There is a fundamental weakness to this book: it's print trying to explain the visual, motion visuals at that. It lacks an accompanying DVD, or at least a parallel website illustrating at least some of its more esoteric points. Dumb dumb dumb!

Its strength and weakness: a focus on nuts and bolts.
It lacks an overview of films effects and role [emotional stimulant, social substitute etc.]. Films are prefab canned dreams and you experience them 'eyes wide shut'. References to hemispheric lateralization are also missing. [If there are no shifts from 'real world' perception, then even that negative warrants expression.]
I suspect this book will be another brick in the wall of cognitive neuroscience, nothing more.
He pitches to filmmakers, but with his poor expository skills, i doubt many will bother trying to wade through his explanations of, for instance, the brain effects of different forms of edits.
But even if i'm right about all the above, and i'm right in criticizing him for not being another McLuhan, he illuminates a rarely dealt with common modern experience, so he is worth a gander.

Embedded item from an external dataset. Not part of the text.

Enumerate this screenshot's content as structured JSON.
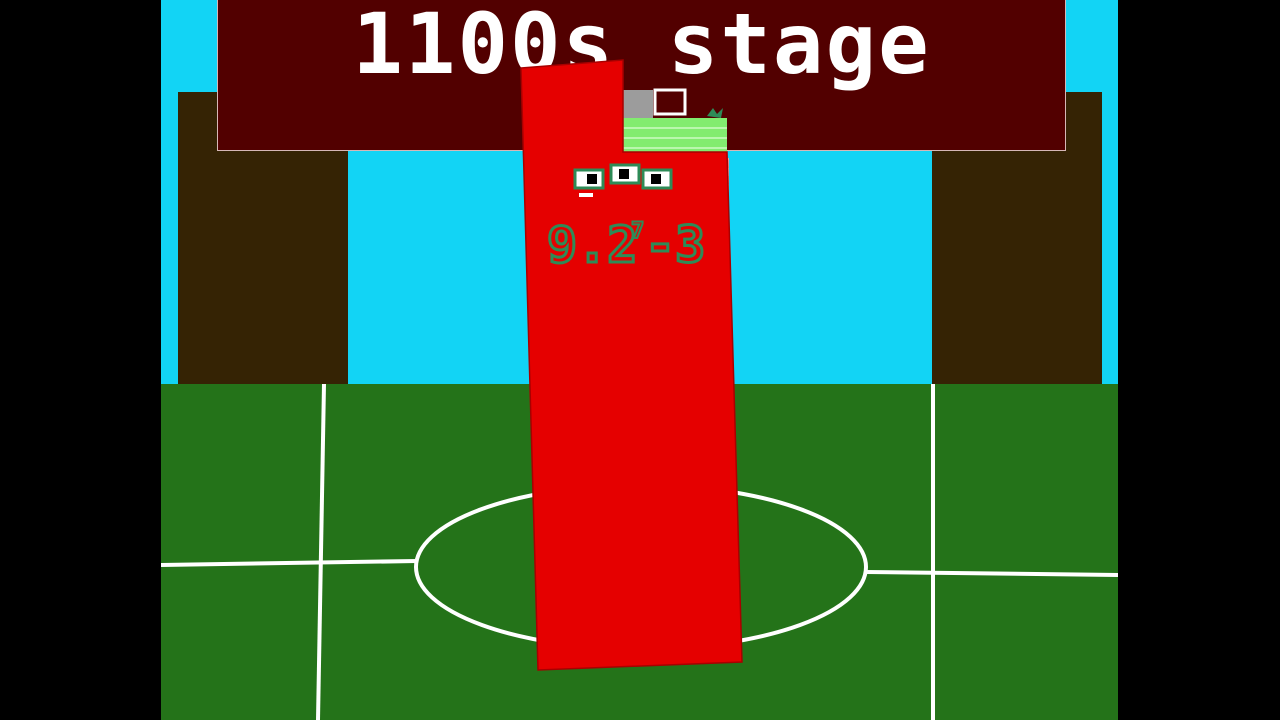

Another great section [quote]: "a discussion on insensitivity to film 'continuity' [not making accidental changes between takes] ends with, "The name for the phenomenon, change blindness, is absolutely ubiquitous... You can test it at: dansimons.com/videos.html, and ww2.psy uch.ubc.ca/~resink/flicker/download. You'll be shocked at how difficult it is, but it's not just you.
Dan Levin has studied it in the lab. He asked large numbers of people how they thought they would do on the continuity task. No matter how carefully he described the task, people radically overestimated their performance We appear not only to be blind to many visual changes, but we are also blind to the fact that we are so blind. Appropriately, Dan dubbed the overconfidence change blindness blindness."

I suggest this blindness extends from the sensory to the cognitive, that is, that we are equally blind to inconsistencies in our beliefs, that we are blind to our mindblindness.